É essa orientação, se quisermos retomar a metáfora sadiana da apatia

lógica, da impassibilidade lógica em relação a todo esse transbordamento

furioso, que vai nos fazer passar da ideia do forçamento [forçage] para a ideia

da manipulação – a manipulação é uma maneira de compor, de se haver com

o parceiro sexual impossível. Muito bem, há a não-relação sexual. Perfeito, há

o impossível. Contudo, manipula-se. Não há mais necessidade de fazer

atravessamentos inverossímeis. Enfim, o que resta disso agora é Cinquenta

tons de cinza (Fifty Shades of Grey) desse Mister Grey, com os « sex toys »

que são agora apresentados como produtos que vão invadir todas as lojas a

partir do momento em que o filme estiver nas telas, como as pequenas

marionetes de Guerra nas estrelas, desde sua chegada. Mas, enfim, está um

pouco extenuado. Percebe-se que é da ordem da manipulação. Acabou o

heroísmo do ultrapassamento da barreira.

É essa orientação que vai nos fazer passar do paradigma da transgressão,

do franqueamento, para o da manipulação, da imagem e do parceiro sexual

como vimos da última vez.
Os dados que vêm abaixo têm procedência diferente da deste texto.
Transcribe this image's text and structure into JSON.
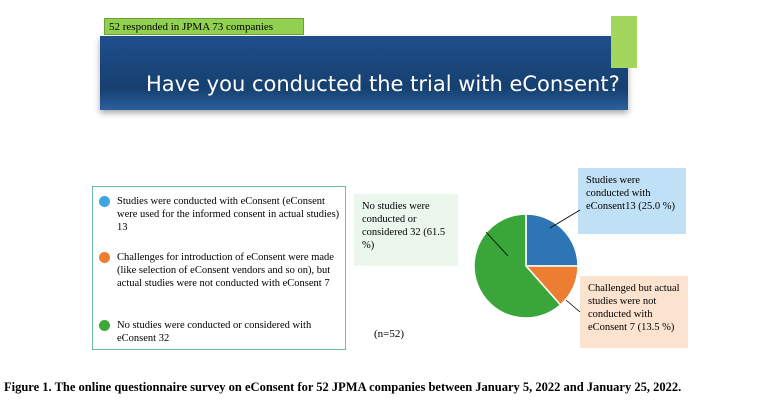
{
  "note": "52 responded in JPMA 73 companies",
  "banner_title": "Have you conducted the trial with eConsent?",
  "legend": [
    {
      "text": "Studies were conducted with eConsent (eConsent were used for the informed consent in actual studies) 13",
      "color": "#3da5e0"
    },
    {
      "text": "Challenges for introduction of eConsent were made (like selection of eConsent vendors and so on), but actual studies were not conducted with eConsent 7",
      "color": "#ef7d31"
    },
    {
      "text": "No studies were conducted or considered with eConsent 32",
      "color": "#3aab3a"
    }
  ],
  "callouts": {
    "none": "No studies were conducted or considered 32 (61.5 %)",
    "studies": "Studies were conducted with eConsent13 (25.0 %)",
    "challenged": "Challenged but actual studies were not conducted with eConsent 7 (13.5 %)"
  },
  "n_label": "(n=52)",
  "caption": "Figure 1. The online questionnaire survey on eConsent for 52 JPMA companies between January 5, 2022 and January 25, 2022.",
  "chart_data": {
    "type": "pie",
    "slices": [
      {
        "label": "Studies were conducted with eConsent",
        "value": 13,
        "percent": 25.0,
        "color": "#2e75b6"
      },
      {
        "label": "Challenged but actual studies were not conducted with eConsent",
        "value": 7,
        "percent": 13.5,
        "color": "#ed7d31"
      },
      {
        "label": "No studies were conducted or considered",
        "value": 32,
        "percent": 61.5,
        "color": "#3aa63a"
      }
    ],
    "total": 52
  }
}
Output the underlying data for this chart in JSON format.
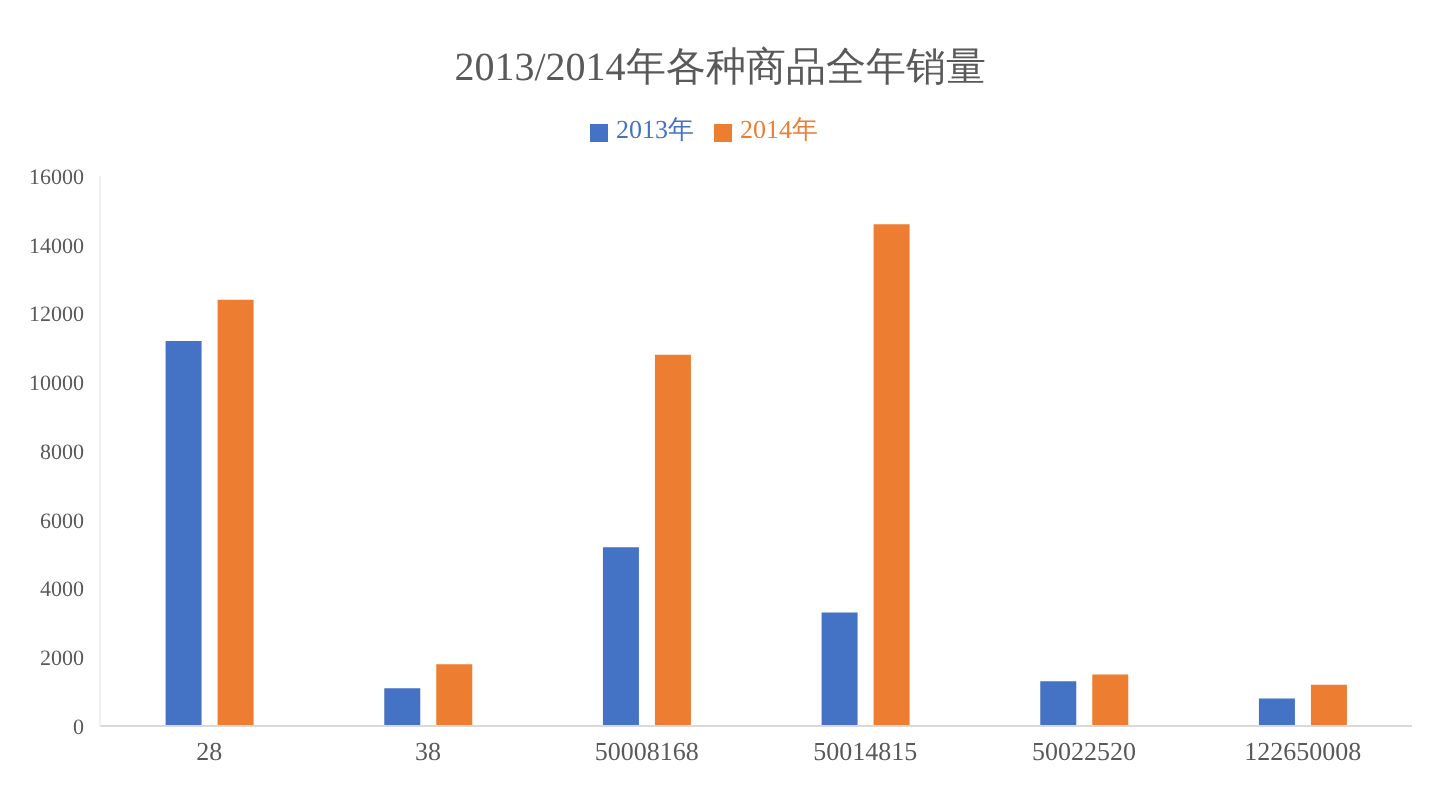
{
  "chart_data": {
    "type": "bar",
    "title": "2013/2014年各种商品全年销量",
    "categories": [
      "28",
      "38",
      "50008168",
      "50014815",
      "50022520",
      "122650008"
    ],
    "series": [
      {
        "name": "2013年",
        "color": "#4472c4",
        "values": [
          11200,
          1100,
          5200,
          3300,
          1300,
          800
        ]
      },
      {
        "name": "2014年",
        "color": "#ed7d31",
        "values": [
          12400,
          1800,
          10800,
          14600,
          1500,
          1200
        ]
      }
    ],
    "ylim": [
      0,
      16000
    ],
    "yticks": [
      0,
      2000,
      4000,
      6000,
      8000,
      10000,
      12000,
      14000,
      16000
    ],
    "grid": false,
    "legend": "top"
  }
}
A manipulação está no avesso da transgressão e do

ultrapassamento de uma barreira.

Então, aí, vê-se como se pareia manipulação com narcisismo. Mas

sigamos adiante.

O cruzamento com o narcisismo

Em sua conferência, depois de introduzir a relação do escabelo com a

sublimação, Jacques-Alain Miller acrescenta imediatamente que essa

sublimação está “no cruzamento com o narcisismo”. É um narcisismo

modificado pela relação com o mito freudiano, na medida em que não se trata

apenas da imagem, mas da relação de crença que liga o falasser ao corpo. É

um narcisismo em que o corpo é idolatrado em uma relação de

desconhecimento particular que faz o narcisismo freudiano dar um passo,

uma volta a mais.

O anúncio do ensino do passe que aconteceu no último dia 13 de janeiro,

aproximava dois ditos de Lacan bem escolhidos, em que um responde ao

outro e o esclarece. Nesse anúncio, podíamos ver um extrato do seminário O

sinthoma. Lacan declara: “O falasser adora seu corpo porque crê que o

tem”[6]. Se continuamos um pouco mais, as três frases seguintes, vemos: “Na

realidade, ele não o tem, mas seu corpo é sua única consistência, consistência

mental, é claro, pois seu corpo cai fora a todo instante”. Era o sintoma, é “O

sinthoma”, na página 64. E um ano antes, em uma conferência em Nice,

Lacan enuncia: “o homem ama sua imagem como o que lhe é mais próximo,

isto é, seu corpo. Simplesmente, de seu corpo, ele não tem estritamente

nenhuma ideia. Ele crê que seja eu. Cada um crê que seja ele. É um furo. E

depois, fora, há a imagem. E com essa imagem, ele faz o mundo[7]”. Vocês

percebem a homologia dessas duas frases? No seminário O sinthoma, temos:

“ o falasser adora seu corpo porque crê que o tem”. Na realidade, ele não o

tem, mas “seu corpo é a única consistência – consistência mental, pois seu

corpo cai fora a todo instante” e, em Nice, “o homem ama sua imagem como o

que lhe é mais próximo, isto é, seu corpo. Simplesmente, de seu corpo, ele não

tem nenhuma ideia”. Ele crê que seja eu. Cada um crê que seja ele. É um furo.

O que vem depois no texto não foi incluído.